WILLIAM KENTRIDGE
1955, vit et travaille à Johannesburg
Auditorium Ivan Pictet
« Je m’intéresse à un art politique, c’est-à-dire, un art d’ambiguïté, de contradiction, de gestes incomplets et de fins incertaines – un art en mesure de contenir l’optimisme et d’échapper au nihilisme. »
William Kentridge est un artiste sud-africain engagé et internationalement reconnu. Ses sujets de prédilection sont l’histoire et son évolution, les systèmes de pouvoir et d’autorité, la mémoire et l’oubli.
Ayant trouvé leur place dans l’auditorium Ivan Pictet avec une certaine évidence, ces deux dessins monumentaux à l’encre introduisent un univers subtil à la fois organique et littéraire, qui embrasse la grande histoire des régimes autoritaires chinois, appréhendée du point de vue d’un artiste contemporain d’un autre continent.
Au premier coup d’oeil, ils s’offrent au spectateur comme de très beaux dessins à l’encre, représentant des végétaux. Mais rapidement la délectation s’accompagne du questionnement de ce croisement des genres entre dessin, texte et support, ici des pages de livres. En décomposant un ouvrage, dont il juxtapose les pages à la manière d’une mosaïque, Kentridge appose son travail sur un savoir existant de ce qui semble être une encyclopédie chinoise, c’est-à-dire un recueil de faits et de connaissances qui s’inscrit dans une temporalité précise. L’artiste y représente des motifs connus de peintures érudites du XIVe siècle de végétation et de légumes. En parallèle, y résonnent des écritures, des bribes de phrases en anglais qui oscillent entre paraboles anciennes et parodies de slogans politiques de la Révolution culturelle chinoise.

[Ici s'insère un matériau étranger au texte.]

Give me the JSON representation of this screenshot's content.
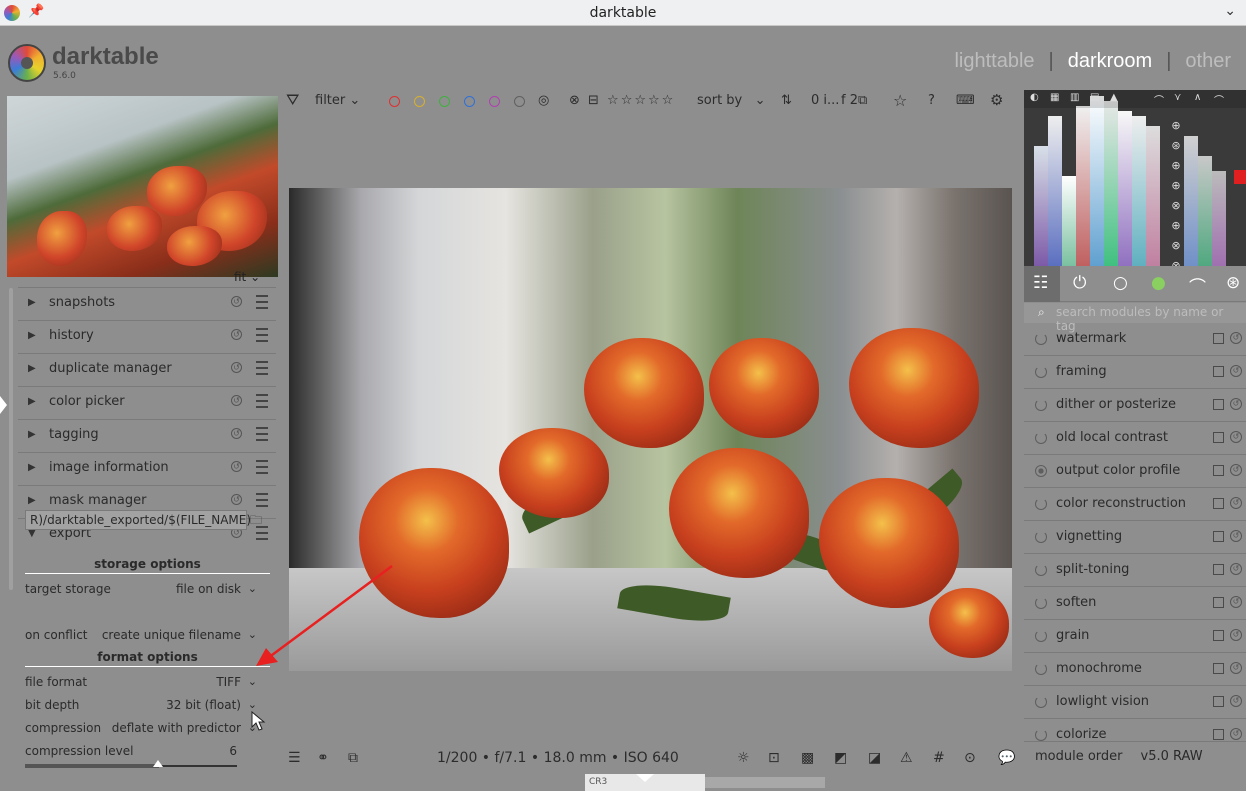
{
  "window": {
    "title": "darktable"
  },
  "app": {
    "brand": "darktable",
    "version": "5.6.0"
  },
  "views": {
    "lighttable": "lighttable",
    "darkroom": "darkroom",
    "other": "other",
    "separator": "|"
  },
  "thumbnail": {
    "zoom_label": "fit",
    "zoom_chevron": "⌄"
  },
  "left_modules": [
    {
      "label": "snapshots",
      "expanded": false
    },
    {
      "label": "history",
      "expanded": false
    },
    {
      "label": "duplicate manager",
      "expanded": false
    },
    {
      "label": "color picker",
      "expanded": false
    },
    {
      "label": "tagging",
      "expanded": false
    },
    {
      "label": "image information",
      "expanded": false
    },
    {
      "label": "mask manager",
      "expanded": false
    },
    {
      "label": "export",
      "expanded": true
    }
  ],
  "export": {
    "storage_title": "storage options",
    "target_storage_label": "target storage",
    "target_storage_value": "file on disk",
    "path_value": "R)/darktable_exported/$(FILE_NAME)",
    "on_conflict_label": "on conflict",
    "on_conflict_value": "create unique filename",
    "format_title": "format options",
    "file_format_label": "file format",
    "file_format_value": "TIFF",
    "bit_depth_label": "bit depth",
    "bit_depth_value": "32 bit (float)",
    "compression_label": "compression",
    "compression_value": "deflate with predictor",
    "compression_level_label": "compression level",
    "compression_level_value": "6"
  },
  "filterbar": {
    "filter_label": "filter",
    "sort_label": "sort by",
    "count_label": "0 i...",
    "group_label": "f 2",
    "color_labels": [
      "#e03030",
      "#d8b030",
      "#40b040",
      "#3070d8",
      "#b040b0",
      "#606060",
      "#404040"
    ]
  },
  "bottombar": {
    "exif": "1/200 • f/7.1 • 18.0 mm • ISO 640"
  },
  "filmstrip": {
    "tab_label": "CR3"
  },
  "module_search": {
    "placeholder": "search modules by name or tag"
  },
  "right_modules": [
    {
      "label": "watermark"
    },
    {
      "label": "framing"
    },
    {
      "label": "dither or posterize"
    },
    {
      "label": "old local contrast"
    },
    {
      "label": "output color profile"
    },
    {
      "label": "color reconstruction"
    },
    {
      "label": "vignetting"
    },
    {
      "label": "split-toning"
    },
    {
      "label": "soften"
    },
    {
      "label": "grain"
    },
    {
      "label": "monochrome"
    },
    {
      "label": "lowlight vision"
    },
    {
      "label": "colorize"
    }
  ],
  "module_order": {
    "label": "module order",
    "value": "v5.0 RAW"
  }
}
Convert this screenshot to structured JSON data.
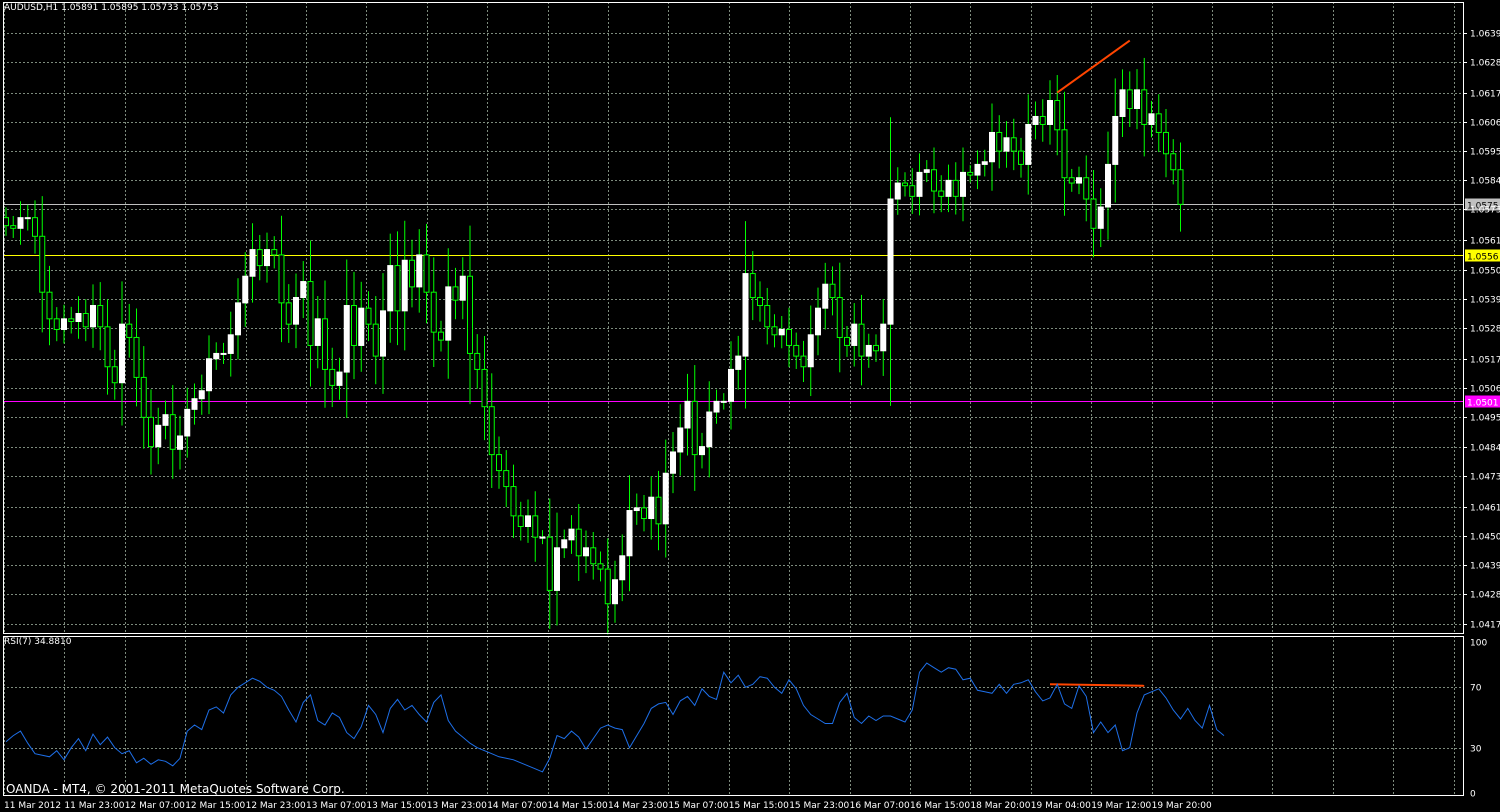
{
  "header": {
    "symbol_info": "AUDUSD,H1  1.05891 1.05895 1.05733 1.05753"
  },
  "rsi": {
    "label": "RSI(7) 34.8810",
    "levels": [
      "100",
      "70",
      "30",
      "0"
    ]
  },
  "footer": {
    "copyright": "OANDA - MT4, © 2001-2011 MetaQuotes Software Corp."
  },
  "colors": {
    "background": "#000000",
    "grid": "#7d8b7d",
    "frame": "#ffffff",
    "bull_candle": "#ffffff",
    "bear_candle": "#00ff00",
    "bid_line": "#c0c0c0",
    "support_line": "#ffff00",
    "level_line": "#ff00ff",
    "trendline": "#ff4500",
    "rsi_line": "#1e6fe8"
  },
  "chart_data": {
    "type": "candlestick",
    "price_ticks": [
      "1.06395",
      "1.06285",
      "1.06170",
      "1.06060",
      "1.05950",
      "1.05840",
      "1.05733",
      "1.05615",
      "1.05505",
      "1.05395",
      "1.05285",
      "1.05170",
      "1.05060",
      "1.04950",
      "1.04840",
      "1.04730",
      "1.04615",
      "1.04505",
      "1.04395",
      "1.04285",
      "1.04175"
    ],
    "time_labels": [
      "11 Mar 2012",
      "11 Mar 23:00",
      "12 Mar 07:00",
      "12 Mar 15:00",
      "12 Mar 23:00",
      "13 Mar 07:00",
      "13 Mar 15:00",
      "13 Mar 23:00",
      "14 Mar 07:00",
      "14 Mar 15:00",
      "14 Mar 23:00",
      "15 Mar 07:00",
      "15 Mar 15:00",
      "15 Mar 23:00",
      "16 Mar 07:00",
      "16 Mar 15:00",
      "18 Mar 20:00",
      "19 Mar 04:00",
      "19 Mar 12:00",
      "19 Mar 20:00"
    ],
    "ylim": [
      1.0414,
      1.0651
    ],
    "price_markers": [
      {
        "name": "bid",
        "value": 1.05753,
        "label": "1.0575"
      },
      {
        "name": "support",
        "value": 1.0556,
        "label": "1.0556"
      },
      {
        "name": "level",
        "value": 1.0501,
        "label": "1.0501"
      }
    ],
    "trendlines": [
      {
        "pane": "price",
        "from_index": 145,
        "to_index": 155,
        "from_value": 1.0617,
        "to_value": 1.06365
      },
      {
        "pane": "rsi",
        "from_index": 144,
        "to_index": 157,
        "from_value": 72,
        "to_value": 71
      }
    ],
    "closes": [
      1.0567,
      1.0566,
      1.057,
      1.057,
      1.0563,
      1.0542,
      1.0532,
      1.0528,
      1.0532,
      1.0531,
      1.0534,
      1.0529,
      1.0537,
      1.0529,
      1.0514,
      1.0508,
      1.053,
      1.0525,
      1.051,
      1.0495,
      1.0484,
      1.0492,
      1.0496,
      1.0483,
      1.0488,
      1.0498,
      1.0502,
      1.0505,
      1.0517,
      1.0519,
      1.0519,
      1.0526,
      1.0538,
      1.0548,
      1.0558,
      1.0552,
      1.0558,
      1.0556,
      1.0538,
      1.053,
      1.054,
      1.0546,
      1.0522,
      1.0532,
      1.0513,
      1.0507,
      1.0512,
      1.0537,
      1.0522,
      1.0536,
      1.053,
      1.0518,
      1.0535,
      1.0552,
      1.0535,
      1.0554,
      1.0544,
      1.0556,
      1.0542,
      1.0527,
      1.0524,
      1.0544,
      1.0539,
      1.0548,
      1.0519,
      1.0513,
      1.0499,
      1.0481,
      1.0475,
      1.0469,
      1.0458,
      1.0454,
      1.0458,
      1.045,
      1.045,
      1.043,
      1.0446,
      1.0449,
      1.0453,
      1.0443,
      1.0446,
      1.044,
      1.0438,
      1.0425,
      1.0434,
      1.0443,
      1.046,
      1.0461,
      1.0457,
      1.0465,
      1.0455,
      1.0474,
      1.0482,
      1.0491,
      1.0501,
      1.0481,
      1.0484,
      1.0497,
      1.0501,
      1.0501,
      1.0513,
      1.0518,
      1.0549,
      1.054,
      1.0537,
      1.0529,
      1.0526,
      1.0528,
      1.0522,
      1.0518,
      1.0514,
      1.0526,
      1.0536,
      1.0545,
      1.054,
      1.0525,
      1.0522,
      1.053,
      1.0518,
      1.0522,
      1.052,
      1.053,
      1.0577,
      1.0583,
      1.0582,
      1.0578,
      1.0587,
      1.0588,
      1.058,
      1.0578,
      1.0584,
      1.0578,
      1.0587,
      1.0586,
      1.059,
      1.0591,
      1.0602,
      1.0595,
      1.06,
      1.0595,
      1.059,
      1.0605,
      1.0608,
      1.0605,
      1.0614,
      1.0603,
      1.0585,
      1.0583,
      1.0585,
      1.0577,
      1.0566,
      1.0574,
      1.059,
      1.0608,
      1.0618,
      1.0611,
      1.0618,
      1.0605,
      1.0609,
      1.0602,
      1.0594,
      1.0588,
      1.0575
    ],
    "rsi": [
      34,
      38,
      41,
      33,
      26,
      25,
      24,
      28,
      22,
      30,
      36,
      28,
      39,
      32,
      37,
      30,
      26,
      28,
      20,
      23,
      19,
      22,
      21,
      18,
      23,
      41,
      45,
      42,
      55,
      57,
      53,
      65,
      70,
      73,
      76,
      74,
      70,
      68,
      64,
      55,
      47,
      60,
      65,
      48,
      45,
      53,
      50,
      40,
      36,
      44,
      58,
      52,
      40,
      56,
      62,
      55,
      58,
      52,
      47,
      60,
      65,
      48,
      41,
      37,
      33,
      30,
      28,
      26,
      24,
      23,
      22,
      20,
      18,
      16,
      14,
      23,
      38,
      36,
      41,
      37,
      29,
      36,
      43,
      45,
      43,
      42,
      30,
      38,
      46,
      56,
      59,
      60,
      52,
      61,
      64,
      58,
      69,
      64,
      62,
      80,
      73,
      78,
      70,
      72,
      77,
      76,
      70,
      66,
      75,
      69,
      58,
      52,
      49,
      46,
      46,
      60,
      66,
      50,
      46,
      51,
      48,
      51,
      51,
      49,
      47,
      55,
      80,
      86,
      83,
      80,
      83,
      82,
      75,
      76,
      68,
      67,
      66,
      72,
      66,
      72,
      73,
      75,
      67,
      61,
      63,
      72,
      59,
      56,
      71,
      64,
      40,
      47,
      40,
      45,
      28,
      30,
      53,
      65,
      67,
      69,
      63,
      55,
      49,
      56,
      48,
      43,
      58,
      42,
      38
    ]
  }
}
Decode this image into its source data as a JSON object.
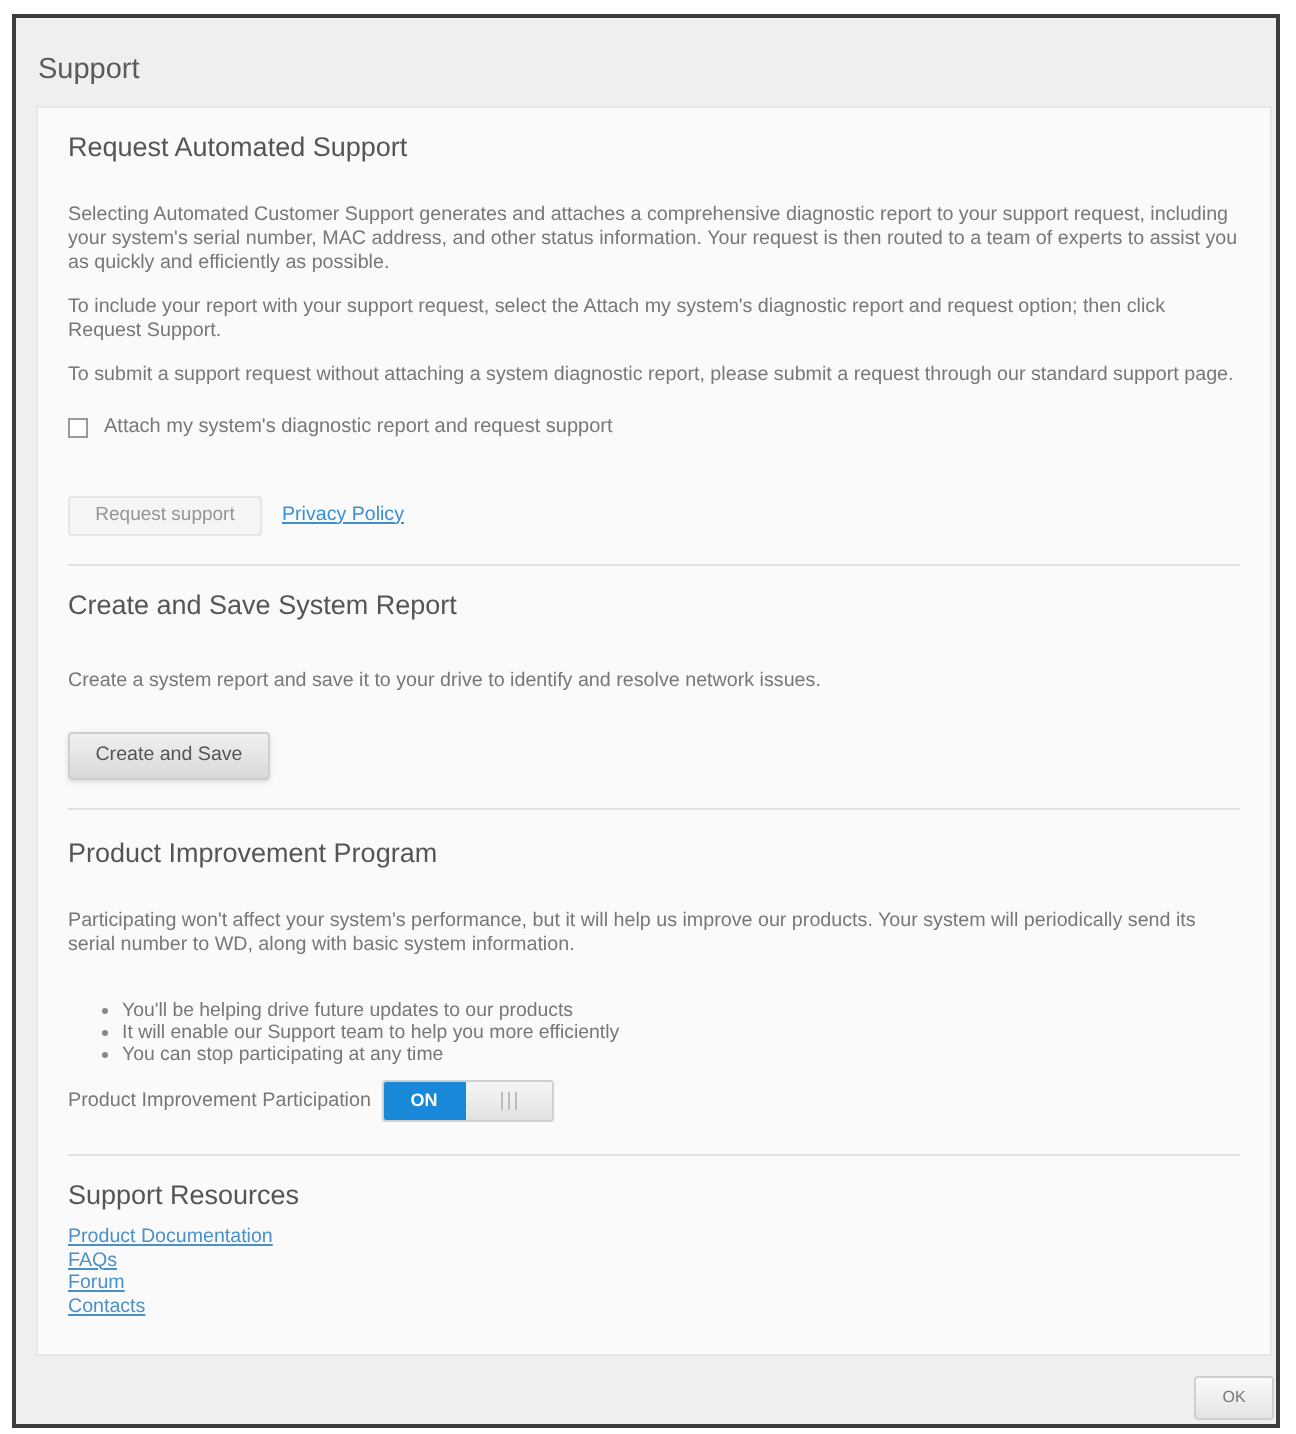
{
  "window": {
    "title": "Support"
  },
  "sections": [
    {
      "title": "Request Automated Support",
      "blocks": [
        {
          "kind": "paragraph",
          "text": "Selecting Automated Customer Support generates and attaches a comprehensive diagnostic report to your support request, including your system's serial number, MAC address, and other status information. Your request is then routed to a team of experts to assist you as quickly and efficiently as possible."
        },
        {
          "kind": "paragraph",
          "text": "To include your report with your support request, select the Attach my system's diagnostic report and request option; then click Request Support."
        },
        {
          "kind": "paragraph",
          "text": "To submit a support request without attaching a system diagnostic report, please submit a request through our standard support page."
        },
        {
          "kind": "checkbox",
          "label": "Attach my system's diagnostic report and request support",
          "checked": false
        },
        {
          "kind": "actions",
          "button": {
            "label": "Request support",
            "disabled": true
          },
          "link": "Privacy Policy"
        }
      ]
    },
    {
      "title": "Create and Save System Report",
      "blocks": [
        {
          "kind": "paragraph",
          "text": "Create a system report and save it to your drive to identify and resolve network issues."
        },
        {
          "kind": "button",
          "label": "Create and Save"
        }
      ]
    },
    {
      "title": "Product Improvement Program",
      "blocks": [
        {
          "kind": "paragraph",
          "text": "Participating won't affect your system's performance, but it will help us improve our products. Your system will periodically send its serial number to WD, along with basic system information."
        },
        {
          "kind": "bullets",
          "items": [
            "You'll be helping drive future updates to our products",
            "It will enable our Support team to help you more efficiently",
            "You can stop participating at any time"
          ]
        },
        {
          "kind": "toggle",
          "label": "Product Improvement Participation",
          "on": true,
          "on_label": "ON"
        }
      ]
    },
    {
      "title": "Support Resources",
      "blocks": [
        {
          "kind": "links",
          "items": [
            "Product Documentation",
            "FAQs",
            "Forum",
            "Contacts"
          ]
        }
      ]
    }
  ],
  "footer": {
    "button": "OK"
  }
}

Dans LONG LONG LONG LIVE THE 4 MODERNISATIONS, l’artiste fait ainsi référence à la campagne de « modernisation » de Mao Zedong, le Grand Bond en avant, où ce dernier rassembla les Chinois dans une lutte contre « les quatre nuisibles » – moineaux, moustiques, mouches et rats – qui composaient, selon le régime maoïste, une menace pour les récoltes du pays. La campagne lancée pour éradiquer des millions de moineaux eut notamment pour résultat une invasion de criquets (dont ces oiseaux mangent habituellement les larves) qui contribua à la grande famine que connut la Chine entre 1958 et 1961. Les autres slogans, tels « HARMONISE SOUP », « GLOWING WITH HEALTH & RADIATING VIGOUR », « STRUGGLE, CRITICISE, TRANSFORM », contiennent à la fois tous les paradoxes d’un optimisme révolutionnaire, ainsi qu’une critique ironique du revers du système autoritaire maoïste et de son rêve utopique.
Comme dans un écho, GOOD VEGETABLES & EXEMPLARY DEEDS – LET US DEDUCT 5 YEARS accueille, tel un spectre semi-transparent, un volatile rescapé, tandis que dans l’angle opposé résonne le texte « EAT BITTERNESS » qui évoque amèrement l’ampleur de la famine.